The Killing Fields

The shrine containing the bones of the murdered.

In the fifth basketball game of my senior year, I dislocated my right ankle badly enough that it required surgery.  I remember people bent over me.  I remember pain reaching the point that I wondered what would happen if it continued. I remember telling myself to close my eyes and breathe.  To this day, I shut my eyes in movies if someone is about to break a bone.  Just writing that sentence creates a feeling like fingernails on a chalkboard.  Mentally, I close my eyes.

Yesterday, Melissa and I visited the infamous Cambodian Killing Fields and the prison, S-21, at which the victims were mercilessly tortured before being driven in covered trucks in the middle of the night, blindfolded, shackled, and starved to be executed and dumped in mass graves.  I thought about what I saw all yesterday and last night.  I woke up thinking about it.  I tried to read, to distract myself, to mentally close my eyes.    

I’ve composed the beginning of this entry a dozen times in my head.  Nothing seems fitting.  I can no more capture the lingering, sickening horror of what I witnessed than I can figure out a respectful, dignified way to write about it.  

The first people Pol Pot systematically murdered were teachers.  His regime converted one of the schools, emptied of teachers, into S-21. The wooden desks were used to divide the classrooms into three by six foot cells.  The playground equipment was sadistically transformed into tools for torture.  Melissa and I walked through these former classrooms, stepped lightly into the prison cells, and read with disgust and horror the frank, unembellished, process used to exterminate human beings — men, women and children. 

On the ground floor of the two-story school, the classrooms were not divided into cells.  They were divided by rows of display panels each one exactly like the other, each one containing photographs, headshots, exactly the same size lined up in neat columns and rows.  Each photograph was a face, like looking at pictures in a yearbook, except no one was smiling, and draped around the neck of every face was a number.

Before they tortured the prisoners, the guards measured and recorded their height.  Then the guards forced each prisoner, even the children, to sit in a chair with a device that held their head upright for the photograph. It was these photographs that were arranged on the display panels, rows and rows of them, room after room.   
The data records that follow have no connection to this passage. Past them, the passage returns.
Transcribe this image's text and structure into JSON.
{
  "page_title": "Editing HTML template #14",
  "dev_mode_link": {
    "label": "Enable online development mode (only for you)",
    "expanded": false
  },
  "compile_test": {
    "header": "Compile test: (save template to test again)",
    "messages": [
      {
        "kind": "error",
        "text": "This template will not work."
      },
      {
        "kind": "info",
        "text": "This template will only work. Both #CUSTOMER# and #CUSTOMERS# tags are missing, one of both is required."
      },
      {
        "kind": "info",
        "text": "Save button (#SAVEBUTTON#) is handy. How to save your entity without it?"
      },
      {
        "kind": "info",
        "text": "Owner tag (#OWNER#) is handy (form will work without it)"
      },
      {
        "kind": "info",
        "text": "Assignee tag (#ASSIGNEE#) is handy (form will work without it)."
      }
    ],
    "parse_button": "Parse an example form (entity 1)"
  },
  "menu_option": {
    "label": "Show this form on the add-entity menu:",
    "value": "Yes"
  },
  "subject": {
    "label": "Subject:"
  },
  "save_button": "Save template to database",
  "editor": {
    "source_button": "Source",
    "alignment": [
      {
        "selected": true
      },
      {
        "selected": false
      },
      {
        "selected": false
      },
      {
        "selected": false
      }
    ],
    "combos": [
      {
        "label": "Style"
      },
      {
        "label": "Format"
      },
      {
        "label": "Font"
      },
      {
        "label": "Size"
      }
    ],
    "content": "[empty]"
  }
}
Ellie Weisel was asked what punishment he would impose on the prison guards who tortured him and others at Auschwitz and Dachau.  He said he would force the guards to sit in a room for eight hours and watch an endless stream of the faces of the people they murdered.  I understand, now.  The pain reaches a point that you wonder what happens next.

But unlike the pain I felt in high school, this pain comes from an unseen source.  It is the pain of despair, the loss of hope and meaning, the pain of touching evil itself and knowing deeply how real and present it is. Our tour guide, Sing, a gentle, funny soul who has guided countless tourist through this hell, a man, who like most Cambodians, lost five members of his family to the Pol Pot regime, told us, courageously, that his leaders are like the tigers and crocodiles that once lived in the jungles of Cambodia.  You can feed them.  They may even seem gentle, apologetic.  But at any moment they will eat you. 
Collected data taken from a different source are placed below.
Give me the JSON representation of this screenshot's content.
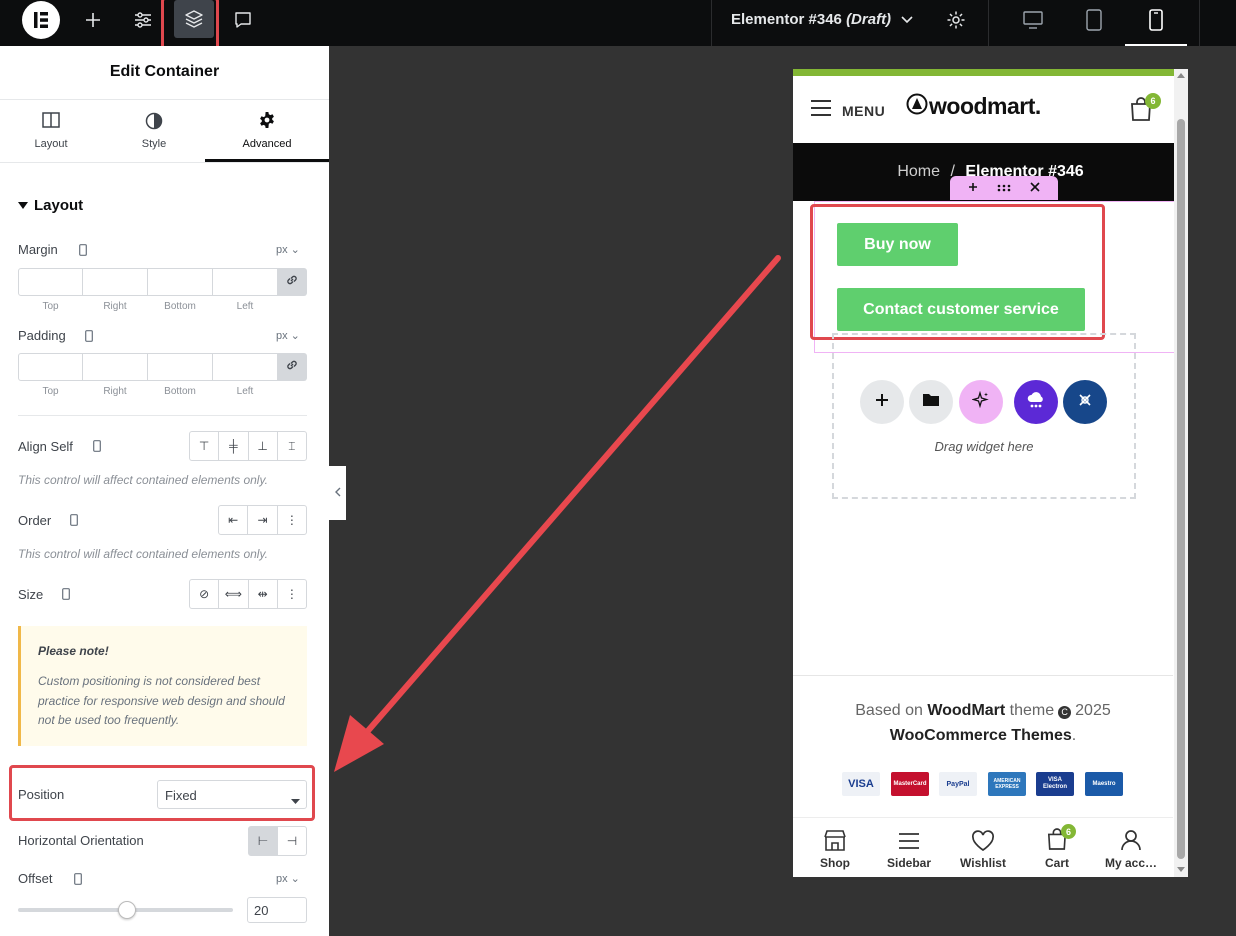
{
  "topbar": {
    "doc_title": "Elementor #346",
    "doc_status": "(Draft)"
  },
  "panel": {
    "title": "Edit Container",
    "tabs": [
      {
        "label": "Layout"
      },
      {
        "label": "Style"
      },
      {
        "label": "Advanced"
      }
    ],
    "section_title": "Layout",
    "margin": {
      "label": "Margin",
      "unit": "px",
      "sides": [
        "Top",
        "Right",
        "Bottom",
        "Left"
      ]
    },
    "padding": {
      "label": "Padding",
      "unit": "px",
      "sides": [
        "Top",
        "Right",
        "Bottom",
        "Left"
      ]
    },
    "align_self": {
      "label": "Align Self",
      "note": "This control will affect contained elements only."
    },
    "order": {
      "label": "Order",
      "note": "This control will affect contained elements only."
    },
    "size": {
      "label": "Size"
    },
    "notice": {
      "title": "Please note!",
      "text": "Custom positioning is not considered best practice for responsive web design and should not be used too frequently."
    },
    "position": {
      "label": "Position",
      "value": "Fixed"
    },
    "horizontal_orientation": {
      "label": "Horizontal Orientation"
    },
    "offset": {
      "label": "Offset",
      "unit": "px",
      "value": "20"
    }
  },
  "preview": {
    "menu_label": "MENU",
    "logo_text": "woodmart.",
    "cart_count": "6",
    "breadcrumb_home": "Home",
    "breadcrumb_sep": "/",
    "breadcrumb_current": "Elementor #346",
    "btn_buy": "Buy now",
    "btn_contact": "Contact customer service",
    "drag_text": "Drag widget here",
    "footer_line1_pre": "Based on ",
    "footer_line1_brand": "WoodMart",
    "footer_line1_post": " theme",
    "footer_year": "2025",
    "footer_line2": "WooCommerce Themes",
    "footer_line2_end": ".",
    "payments": [
      "VISA",
      "MasterCard",
      "PayPal",
      "AMERICAN EXPRESS",
      "VISA Electron",
      "Maestro"
    ],
    "bottom_nav": [
      {
        "label": "Shop"
      },
      {
        "label": "Sidebar"
      },
      {
        "label": "Wishlist"
      },
      {
        "label": "Cart",
        "badge": "6"
      },
      {
        "label": "My acc…"
      }
    ]
  },
  "colors": {
    "accent_green": "#5fcf6e",
    "highlight_red": "#e0484e",
    "elementor_pink": "#f0b3f5",
    "logo_green": "#83b735"
  }
}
Earlier that same morning, before visiting S-21, we went to the killing fields, the place where the prisoners were executed and buried in mass graves.  I cannot write in complete sentences when I think about that experience, what I saw.

I saw a tree in a field. Large, strong, old.  Hanging from the tree like braids or dreadlocks were multi-colored bracelets, the kind middle school children make and give to one another as a sign of friendship.  I saw this tree standing silently in this field, a field marked by depressions in the earth, sinkholes, but too perfectly geometric in shape to be natural.  I walked along ridges in the earth between these depressions in this quiet field.  I saw in these depressions, bits of clothing, the tattered remnants of some one’s pants, or skirt.  I saw white specks of bleached bones, and I felt tears press against the inside of my eyes.
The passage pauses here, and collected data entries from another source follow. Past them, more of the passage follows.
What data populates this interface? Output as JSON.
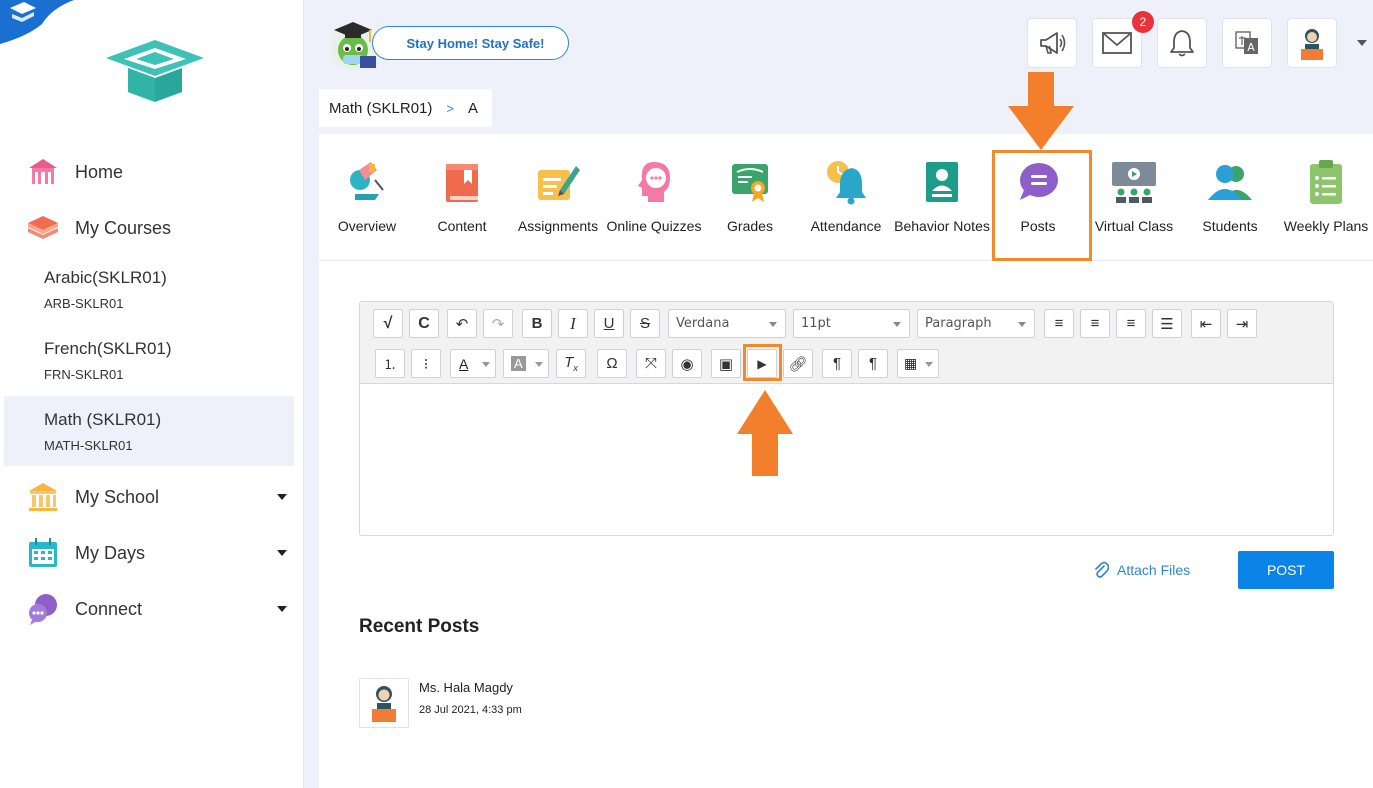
{
  "sidebar": {
    "nav": [
      {
        "label": "Home",
        "icon": "home-icon"
      },
      {
        "label": "My Courses",
        "icon": "courses-icon"
      }
    ],
    "courses": [
      {
        "title": "Arabic(SKLR01)",
        "code": "ARB-SKLR01"
      },
      {
        "title": "French(SKLR01)",
        "code": "FRN-SKLR01"
      },
      {
        "title": "Math (SKLR01)",
        "code": "MATH-SKLR01",
        "active": true
      }
    ],
    "sections": [
      {
        "label": "My School",
        "icon": "school-icon"
      },
      {
        "label": "My Days",
        "icon": "calendar-icon"
      },
      {
        "label": "Connect",
        "icon": "chat-icon"
      }
    ]
  },
  "header": {
    "banner": "Stay Home! Stay Safe!",
    "messages_badge": "2"
  },
  "breadcrumb": {
    "course": "Math (SKLR01)",
    "separator": ">",
    "section": "A"
  },
  "tabs": [
    {
      "label": "Overview",
      "icon": "overview-icon"
    },
    {
      "label": "Content",
      "icon": "book-icon"
    },
    {
      "label": "Assignments",
      "icon": "assignment-icon"
    },
    {
      "label": "Online Quizzes",
      "icon": "quiz-icon"
    },
    {
      "label": "Grades",
      "icon": "certificate-icon"
    },
    {
      "label": "Attendance",
      "icon": "bell-clock-icon"
    },
    {
      "label": "Behavior Notes",
      "icon": "behavior-icon"
    },
    {
      "label": "Posts",
      "icon": "speech-bubble-icon",
      "active": true
    },
    {
      "label": "Virtual Class",
      "icon": "virtual-class-icon"
    },
    {
      "label": "Students",
      "icon": "students-icon"
    },
    {
      "label": "Weekly Plans",
      "icon": "clipboard-icon"
    }
  ],
  "editor": {
    "font": "Verdana",
    "size": "11pt",
    "block": "Paragraph"
  },
  "actions": {
    "attach": "Attach Files",
    "post": "POST"
  },
  "recent": {
    "title": "Recent Posts",
    "posts": [
      {
        "author": "Ms. Hala Magdy",
        "date": "28 Jul 2021, 4:33 pm"
      }
    ]
  },
  "colors": {
    "accent": "#0a84e6",
    "highlight": "#f08a2b",
    "badge": "#e8333c",
    "page_bg": "#eef0fa"
  }
}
I saw a tree in a field with braids hanging from the lowest branches, standing still beside a small depression. 

The guards took the babies from their mothers because they would cry.  Silence was needed to cloak their crimes in secrecy.  

I was told many things about the trees.  From one the guards hung a large speaker to play music to cover the sounds of murder, the moans and screams, the scrapping of shovels on dirt to cover the bodies.  

I was told many things about the trees, but I will never forget the tree with the pretty braids, the trunk of which was used by the guards to smash the heads of babies.  

I saw a tree in a lonely field.  I will never forget it.

Oh loving God, teach us peace.  

4 thoughts on “The Killing Fields”

  1. Thank you for this beautiful commentary on an unspeakable tragedy. Your trip is covering both heaven and hell………….
    Love, margaret

  2. Your deeply successful conveyance of spiritual and emotional pain at seeing the killing fields, is a singular gift to all who read this.

  3. Your successful conveyance of the spiritual and emotional pain you experienced at seeing “ the killing fields” is a singular gift to all who read this.

    1. What kind and thoughtful comment Carol. It was far more disturbing and moving than I expected. It still brings tears to my eyes to think about it. Thank you for reading.